His acclaimed productions include Parade’s End, adapted by Sir Tom Stoppard and starring Benedict Cumberbatch, and Shackleton, with Sir Kenneth Branagh as the explorer Sir Ernest Shackleton.

His latest production, called The Collection, is an eight-part television drama about an illustrious Paris fashion house emerging from the dark days of Nazi occupation. It is a family saga of rivalries, betrayals and “ugly secrets” with an international cast that includes Frances de la Tour, the triple Olivier award-winner.

The production company is Lookout Point, which co-produced BBC1’s highly acclaimed adaptation of War and Peace.

Walking along recreated Parisian pavements at Swansea Bay Studios, a former Ford car plant, Roberts pointed to “all the dressings you’d find in 1947 Paris … a pissoir, a cinema, a boulangerie, a butcher, a cafe … side streets, a Metro station, everything … We built some incredible interior sets as well.”

The Collection
It was cheaper to construct entire buildings, alleys and courtyards in a back lot in a Swansea studio for a major drama set in post-war Paris than to film in actual French locations. Photograph: Nick Briggs

He described the set as “totally authentic”, noting that extensive research was done to perfect the period look.

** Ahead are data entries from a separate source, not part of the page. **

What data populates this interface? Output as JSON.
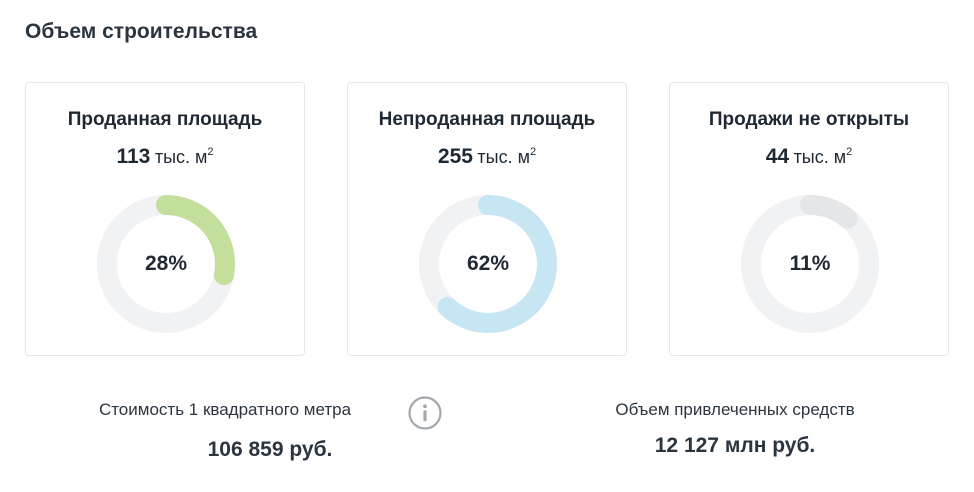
{
  "section_title": "Объем строительства",
  "unit_prefix": "тыс. м",
  "unit_sup": "2",
  "cards": [
    {
      "title": "Проданная площадь",
      "value": "113",
      "percent_label": "28%",
      "percent": 28,
      "color": "#c3df9b"
    },
    {
      "title": "Непроданная площадь",
      "value": "255",
      "percent_label": "62%",
      "percent": 62,
      "color": "#c6e6f3"
    },
    {
      "title": "Продажи не открыты",
      "value": "44",
      "percent_label": "11%",
      "percent": 11,
      "color": "#e4e6e8"
    }
  ],
  "track_color": "#f1f2f4",
  "metrics": {
    "price_label": "Стоимость 1 квадратного метра",
    "price_value": "106 859 руб.",
    "funds_label": "Объем привлеченных средств",
    "funds_value": "12 127 млн руб."
  },
  "icons": {
    "info": "info-icon"
  }
}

The buildings have been made to look “scuffed around” by the war, he said.

Under production designer Alison Dominitz, a Welsh construction team and scenic artists created the set in two months. Timber and plywood structures were plastered to look like walls and brickwork and decorated. The road was laid with curb stones, cement and pebble stones while lamp-posts, street furniture and other props were “dressed to bring the whole set alive”, he said.

The Collection is the story of a fictional fashion house called The House of Sabine. The production notes state: “[It] survived one devastating war, but another is looming, where personal battles and passionate love stories pit brother against brother, husband against wife, mother against daughter, protégé against mentor.”

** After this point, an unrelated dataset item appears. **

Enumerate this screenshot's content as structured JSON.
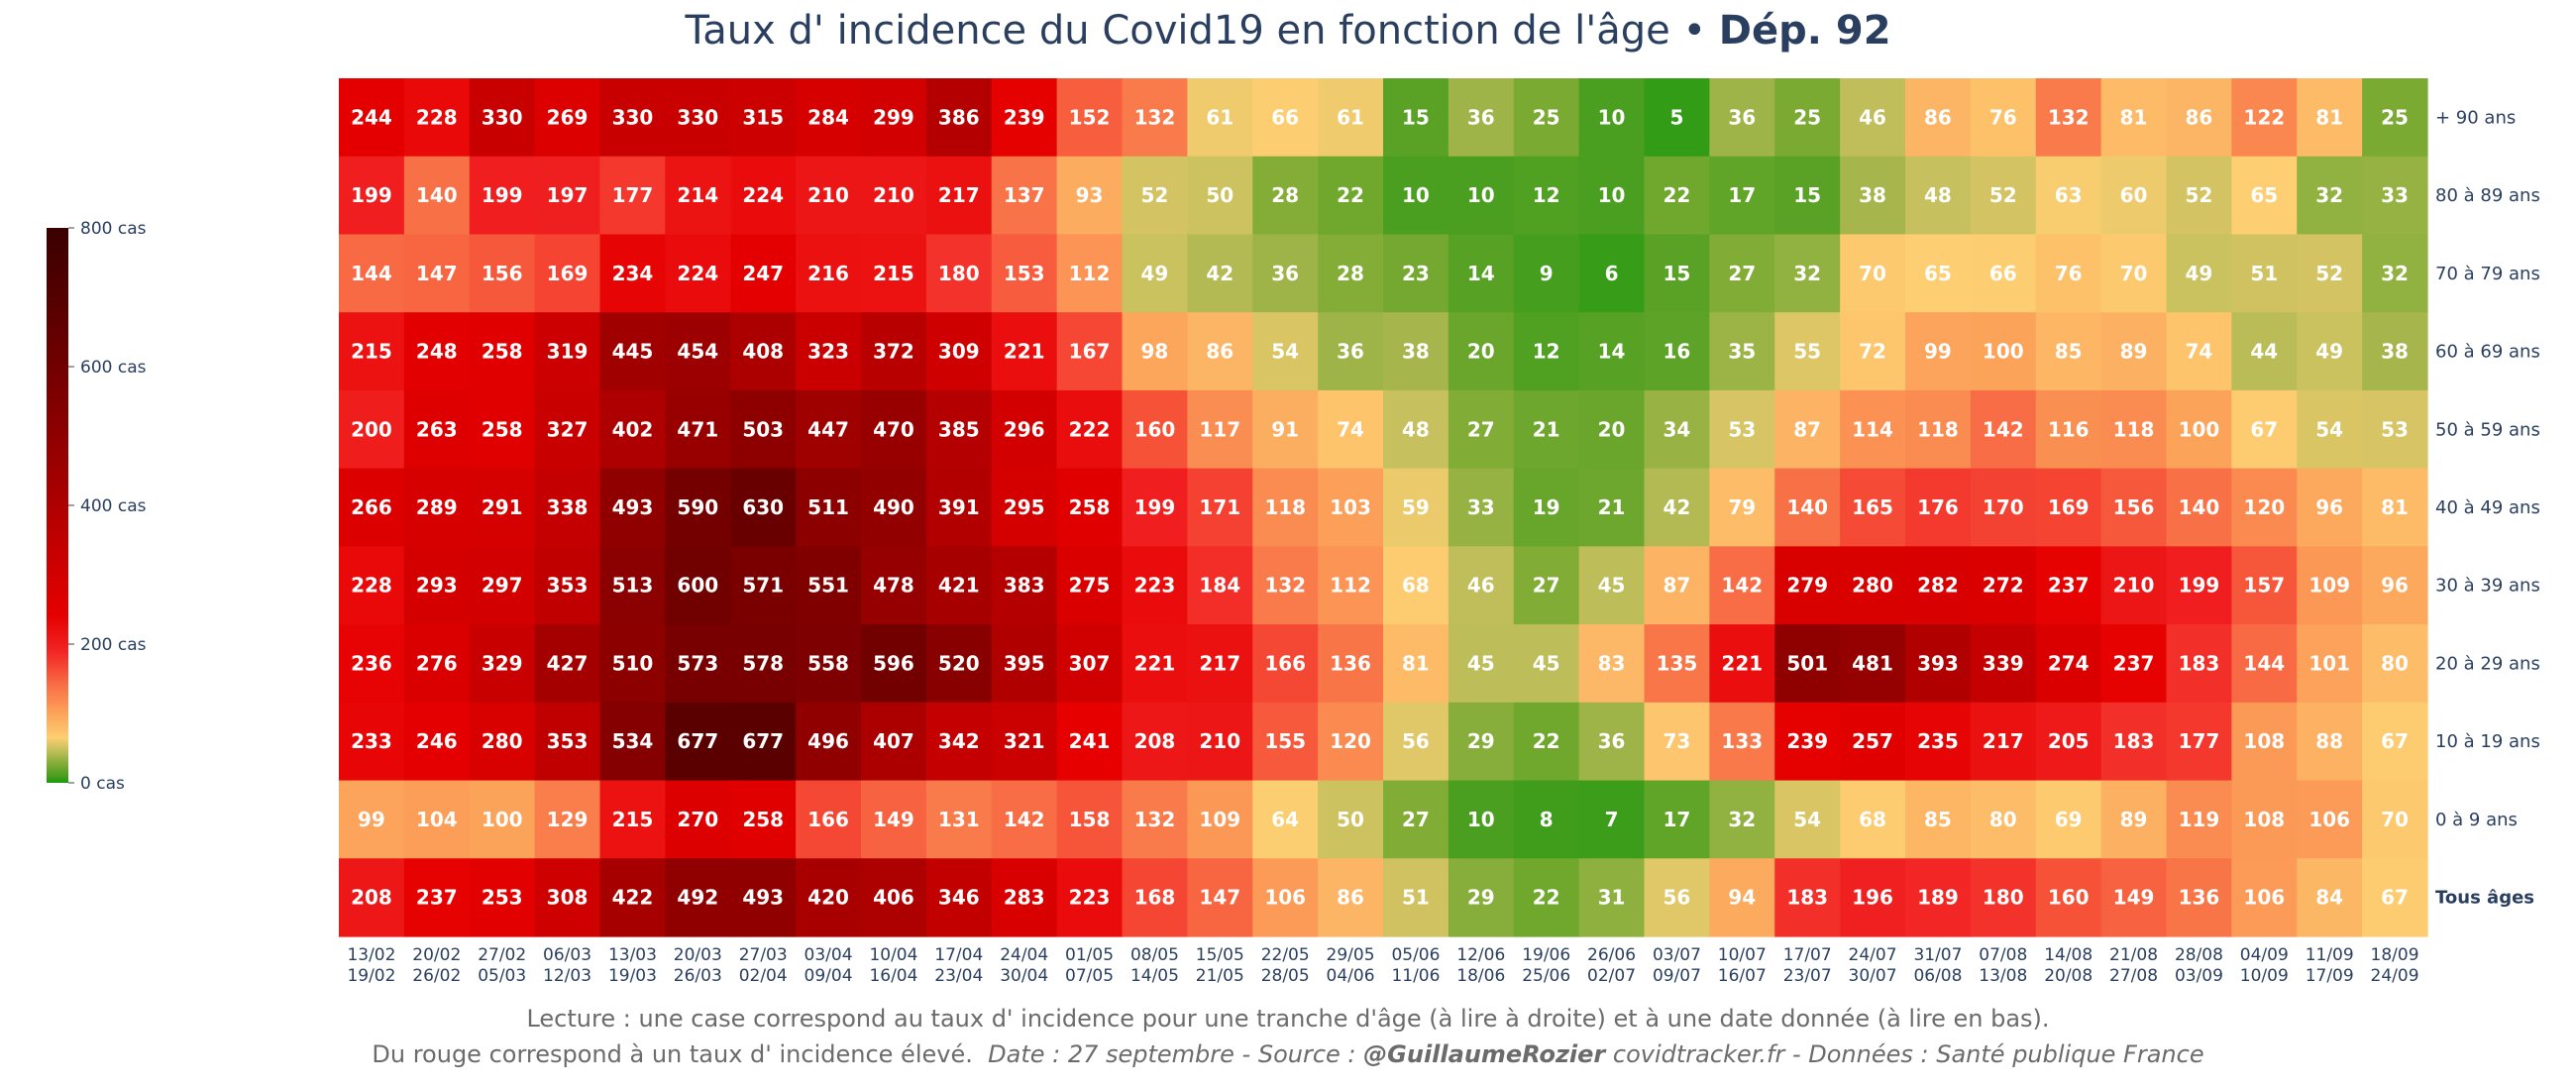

The characters include a master designer, “a charming, ruthless figure”, his top model – “a working-class, unconventional beauty who becomes the iconic face of the House of Sabine … and ultimately his captive” – and his younger brother, “a reckless hedonist”.

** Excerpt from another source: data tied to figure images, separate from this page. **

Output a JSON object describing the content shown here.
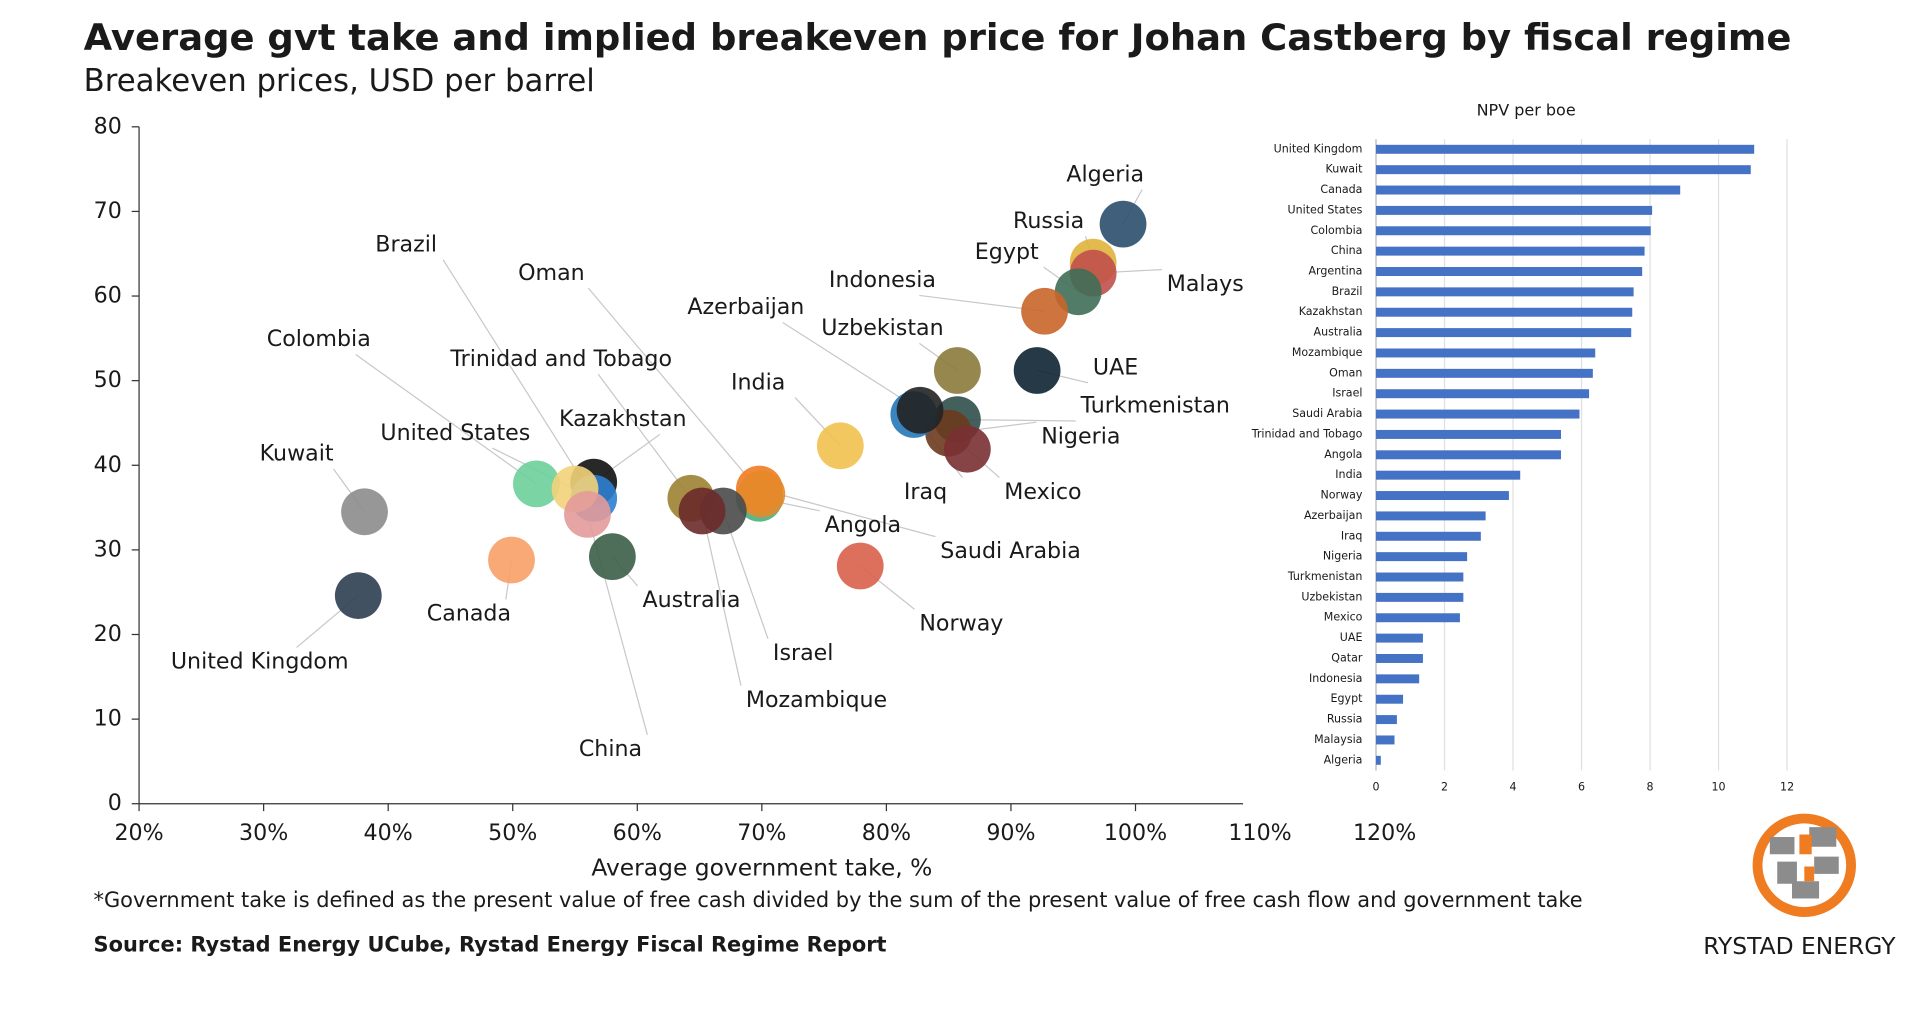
{
  "chart_data": [
    {
      "type": "scatter",
      "title": "Average gvt take and implied breakeven price for Johan Castberg by fiscal regime",
      "subtitle": "Breakeven prices, USD per barrel",
      "x_label": "Average government take, %",
      "footnote": "*Government take is defined as the present value of free cash divided by the sum of the present value of free cash flow and government take",
      "source": "Source: Rystad Energy UCube, Rystad Energy Fiscal Regime Report",
      "labels": [
        "Algeria",
        "Russia",
        "Malaysia",
        "Egypt",
        "Indonesia",
        "UAE",
        "Uzbekistan",
        "Turkmenistan",
        "Nigeria",
        "Mexico",
        "Iraq",
        "Azerbaijan",
        "India",
        "Norway",
        "Angola",
        "Saudi Arabia",
        "Oman",
        "Trinidad and Tobago",
        "Israel",
        "Mozambique",
        "Kazakhstan",
        "Brazil",
        "Colombia",
        "United States",
        "China",
        "Australia",
        "Kuwait",
        "Canada",
        "United Kingdom"
      ],
      "x": [
        99,
        96.6,
        96.6,
        95.4,
        92.7,
        92.1,
        85.7,
        85.7,
        85.0,
        86.5,
        82.2,
        82.7,
        76.3,
        77.9,
        69.8,
        69.8,
        70.0,
        64.3,
        66.9,
        65.2,
        56.5,
        56.5,
        51.9,
        55.0,
        56.0,
        58.0,
        38.1,
        49.9,
        37.6
      ],
      "values": [
        68.5,
        64.0,
        62.7,
        60.5,
        58.2,
        51.2,
        51.2,
        45.4,
        43.8,
        41.9,
        46.0,
        46.5,
        42.3,
        28.1,
        36.1,
        37.2,
        36.6,
        36.1,
        34.6,
        34.6,
        38.0,
        36.1,
        37.8,
        37.2,
        34.2,
        29.2,
        34.5,
        28.8,
        24.6
      ],
      "colors": [
        "#2b4e6b",
        "#e0b33a",
        "#c0504d",
        "#3f6e57",
        "#c8652a",
        "#0e2333",
        "#8a7a3a",
        "#2f4f4a",
        "#6b3a1e",
        "#7a3033",
        "#2678b8",
        "#222222",
        "#f2c14e",
        "#d9604a",
        "#4caf7d",
        "#f07c22",
        "#e58a2a",
        "#9c8232",
        "#4a4a4a",
        "#6b2a2a",
        "#111111",
        "#2d7fd0",
        "#6ccf9a",
        "#f3d27a",
        "#e39a9a",
        "#3c5e48",
        "#8c8c8c",
        "#f7a066",
        "#2d3e50"
      ],
      "xlim": [
        20,
        120
      ],
      "xticks": [
        {
          "value": 20,
          "label": "20%"
        },
        {
          "value": 30,
          "label": "30%"
        },
        {
          "value": 40,
          "label": "40%"
        },
        {
          "value": 50,
          "label": "50%"
        },
        {
          "value": 60,
          "label": "60%"
        },
        {
          "value": 70,
          "label": "70%"
        },
        {
          "value": 80,
          "label": "80%"
        },
        {
          "value": 90,
          "label": "90%"
        },
        {
          "value": 100,
          "label": "100%"
        },
        {
          "value": 110,
          "label": "110%"
        },
        {
          "value": 120,
          "label": "120%"
        }
      ],
      "ylim": [
        0,
        80
      ],
      "yticks": [
        0,
        10,
        20,
        30,
        40,
        50,
        60,
        70,
        80
      ]
    },
    {
      "type": "bar",
      "orientation": "horizontal",
      "title": "NPV per boe",
      "categories": [
        "United Kingdom",
        "Kuwait",
        "Canada",
        "United States",
        "Colombia",
        "China",
        "Argentina",
        "Brazil",
        "Kazakhstan",
        "Australia",
        "Mozambique",
        "Oman",
        "Israel",
        "Saudi Arabia",
        "Trinidad and Tobago",
        "Angola",
        "India",
        "Norway",
        "Azerbaijan",
        "Iraq",
        "Nigeria",
        "Turkmenistan",
        "Uzbekistan",
        "Mexico",
        "UAE",
        "Qatar",
        "Indonesia",
        "Egypt",
        "Russia",
        "Malaysia",
        "Algeria"
      ],
      "values": [
        11.04,
        10.94,
        8.88,
        8.06,
        8.02,
        7.84,
        7.77,
        7.52,
        7.48,
        7.45,
        6.4,
        6.33,
        6.22,
        5.94,
        5.4,
        5.4,
        4.21,
        3.88,
        3.2,
        3.06,
        2.66,
        2.55,
        2.55,
        2.45,
        1.37,
        1.37,
        1.26,
        0.79,
        0.61,
        0.54,
        0.14
      ],
      "color": "#4472c4",
      "xlim": [
        0,
        12
      ],
      "xticks": [
        0,
        2,
        4,
        6,
        8,
        10,
        12
      ],
      "grid": true
    }
  ],
  "logo": "RYSTAD ENERGY"
}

De la Tour, a former Royal Shakespeare Company actor whose films include The History Boys and Harry Potter, plays a scheming matriarch. A cast from the UK, US and France includes Mamie Gummer – Meryl Streep’s daughter who played Nancy Crozier in the hit US series The Good Wife – the Crossbones actor Richard Coyle; the Foyle’s War lead Michael Kitchen and Tom Riley, whose films include Da Vinci’s Demons – an international blockbuster that was also filmed at this Swansea studio. It also stars Jenna Thiam, who was in the hit French drama The Returned.

The Collection set.
The Collection set. The TV drama is due to be completed in September. Photograph: Nick Briggs

The Anglo-French production has a large number of international partners. Amazon Prime has exclusive UK rights to the series, which is co-commissioned and distributed internationally by BBC Worldwide.

Their pursuit of authenticity was particularly challenged by the UK’s smoking ban. “It’s somewhat hypocritical … I know how damaging tobacco it is… but, historically people did use tobacco … You’re basically not telling the truth. We do have people smoking, but not excessively.”

The film-makers’ solution was to design “special cigarettes that aren’t cigarettes but special effects ones”. He added: “They’re very expensive to do because every one of them is a bespoke cigarette which has to have an electronic piece in it. It’s like an e-cigarette with a special burning filter, so it looks like a proper cigarette.”

The production is due to be completed in September and a release date is yet to be announced.

• This article was amended on 26 May 2016. Because of an editing error, an earlier version lost the text “, and Shackleton,” from a sentence, changing its meaning.